Question 2 True / False
The width of a diffraction peak increases as crystallite size decreases, according to the Scherrer equation.
TTrue
FFalse
Answer: True
The Scherrer equation relates peak broadening to crystallite size: t = K-lambda / (B cos(theta)), where t is crystallite size, B is the peak width at half maximum (in radians), and K is a shape factor near 0.9. Smaller crystallites have fewer lattice planes contributing to diffraction, which reduces the destructive interference that would otherwise sharpen the peak. Below about 100 nm, broadening becomes measurable; below 5 nm, peaks may be so broad they merge into the background. This makes peak width analysis a routine method for estimating nanoparticle size.
Question 3 Short Answer
Why does a powder sample produce a complete diffraction pattern while a single crystal at a fixed orientation typically shows only a few reflections?

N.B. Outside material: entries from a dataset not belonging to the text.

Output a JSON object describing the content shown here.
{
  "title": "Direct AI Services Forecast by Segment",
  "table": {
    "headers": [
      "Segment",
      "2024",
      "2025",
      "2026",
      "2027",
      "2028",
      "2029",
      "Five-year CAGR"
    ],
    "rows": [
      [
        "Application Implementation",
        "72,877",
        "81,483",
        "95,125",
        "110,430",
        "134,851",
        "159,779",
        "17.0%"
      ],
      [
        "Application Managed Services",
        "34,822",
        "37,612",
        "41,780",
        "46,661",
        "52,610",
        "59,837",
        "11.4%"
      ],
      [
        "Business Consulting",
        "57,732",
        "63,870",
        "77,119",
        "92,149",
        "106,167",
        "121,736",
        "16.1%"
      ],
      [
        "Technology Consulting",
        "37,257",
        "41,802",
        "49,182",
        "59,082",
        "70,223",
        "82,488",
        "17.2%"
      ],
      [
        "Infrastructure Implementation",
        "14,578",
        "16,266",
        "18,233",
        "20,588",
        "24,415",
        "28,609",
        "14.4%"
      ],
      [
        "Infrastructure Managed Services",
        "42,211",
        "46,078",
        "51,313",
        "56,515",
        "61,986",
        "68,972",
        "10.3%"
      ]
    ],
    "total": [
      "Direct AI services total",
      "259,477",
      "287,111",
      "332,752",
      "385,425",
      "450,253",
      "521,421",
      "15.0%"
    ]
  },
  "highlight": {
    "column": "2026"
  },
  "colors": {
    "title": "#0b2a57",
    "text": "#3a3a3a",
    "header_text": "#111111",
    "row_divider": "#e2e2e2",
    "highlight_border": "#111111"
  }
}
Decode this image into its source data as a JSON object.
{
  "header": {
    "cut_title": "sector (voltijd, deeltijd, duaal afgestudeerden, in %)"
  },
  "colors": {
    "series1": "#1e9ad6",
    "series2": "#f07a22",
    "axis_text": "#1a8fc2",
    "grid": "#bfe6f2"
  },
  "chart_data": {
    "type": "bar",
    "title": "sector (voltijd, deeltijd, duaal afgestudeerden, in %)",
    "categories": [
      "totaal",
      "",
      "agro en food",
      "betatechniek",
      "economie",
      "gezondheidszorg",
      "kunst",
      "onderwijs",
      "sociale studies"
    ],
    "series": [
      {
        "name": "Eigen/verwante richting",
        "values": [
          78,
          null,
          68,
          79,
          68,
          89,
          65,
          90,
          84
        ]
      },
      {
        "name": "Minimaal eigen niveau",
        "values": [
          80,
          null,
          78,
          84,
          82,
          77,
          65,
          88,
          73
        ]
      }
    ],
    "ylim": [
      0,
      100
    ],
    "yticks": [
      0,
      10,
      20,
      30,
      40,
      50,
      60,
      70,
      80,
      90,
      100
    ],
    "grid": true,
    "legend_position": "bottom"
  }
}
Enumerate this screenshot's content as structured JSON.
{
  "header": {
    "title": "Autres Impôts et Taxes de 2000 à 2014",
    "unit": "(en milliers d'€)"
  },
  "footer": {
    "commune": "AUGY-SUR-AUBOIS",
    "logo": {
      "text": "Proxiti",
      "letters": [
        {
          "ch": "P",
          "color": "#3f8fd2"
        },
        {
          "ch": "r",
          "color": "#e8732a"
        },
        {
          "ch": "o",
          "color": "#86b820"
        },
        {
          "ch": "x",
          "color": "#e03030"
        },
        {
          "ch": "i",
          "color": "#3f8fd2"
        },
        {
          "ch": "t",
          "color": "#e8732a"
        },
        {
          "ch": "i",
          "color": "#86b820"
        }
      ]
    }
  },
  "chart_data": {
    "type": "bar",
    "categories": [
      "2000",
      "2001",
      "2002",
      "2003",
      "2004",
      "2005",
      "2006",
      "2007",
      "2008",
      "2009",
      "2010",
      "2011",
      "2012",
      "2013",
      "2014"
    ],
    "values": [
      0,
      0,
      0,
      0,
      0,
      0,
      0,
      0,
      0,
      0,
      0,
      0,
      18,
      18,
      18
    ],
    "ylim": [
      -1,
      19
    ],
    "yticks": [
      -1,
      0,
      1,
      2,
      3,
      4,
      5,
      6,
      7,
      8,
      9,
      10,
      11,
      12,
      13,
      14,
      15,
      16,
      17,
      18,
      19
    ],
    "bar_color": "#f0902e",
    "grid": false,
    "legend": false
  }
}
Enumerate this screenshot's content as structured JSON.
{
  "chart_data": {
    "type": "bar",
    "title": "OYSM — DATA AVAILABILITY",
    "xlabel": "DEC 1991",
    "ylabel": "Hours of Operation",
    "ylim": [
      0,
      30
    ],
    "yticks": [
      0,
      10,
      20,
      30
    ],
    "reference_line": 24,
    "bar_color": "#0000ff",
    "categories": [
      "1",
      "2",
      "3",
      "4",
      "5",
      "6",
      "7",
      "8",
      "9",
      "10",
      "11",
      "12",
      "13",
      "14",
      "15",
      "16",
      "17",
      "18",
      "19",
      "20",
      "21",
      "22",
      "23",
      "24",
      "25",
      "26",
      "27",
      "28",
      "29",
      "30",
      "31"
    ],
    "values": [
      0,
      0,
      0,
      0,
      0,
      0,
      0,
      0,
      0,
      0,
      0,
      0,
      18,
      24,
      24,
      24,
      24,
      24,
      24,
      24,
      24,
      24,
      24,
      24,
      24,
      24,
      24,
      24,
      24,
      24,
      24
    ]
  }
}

Think about your answer, then reveal below.
Model answer: A powder contains millions of tiny crystallites oriented randomly in all directions. For every set of lattice planes (hkl), some crystallites will be oriented at exactly the Bragg angle relative to the incident beam. This means all allowed reflections are observed simultaneously. A single crystal has only one orientation, so only the few planes that happen to satisfy Bragg's law at that orientation will diffract. To get a complete pattern from a single crystal, you must rotate it through many orientations.
This is the fundamental advantage of powder diffraction for routine phase identification — no special sample preparation or orientation is needed. The disadvantage is that 3D structural information is compressed into a 1D pattern (intensity vs. 2-theta), which causes peak overlap and makes structure solution harder than with single-crystal data. Rietveld refinement addresses this by fitting the entire pattern simultaneously using a structural model, extracting maximum information from the overlapping peaks.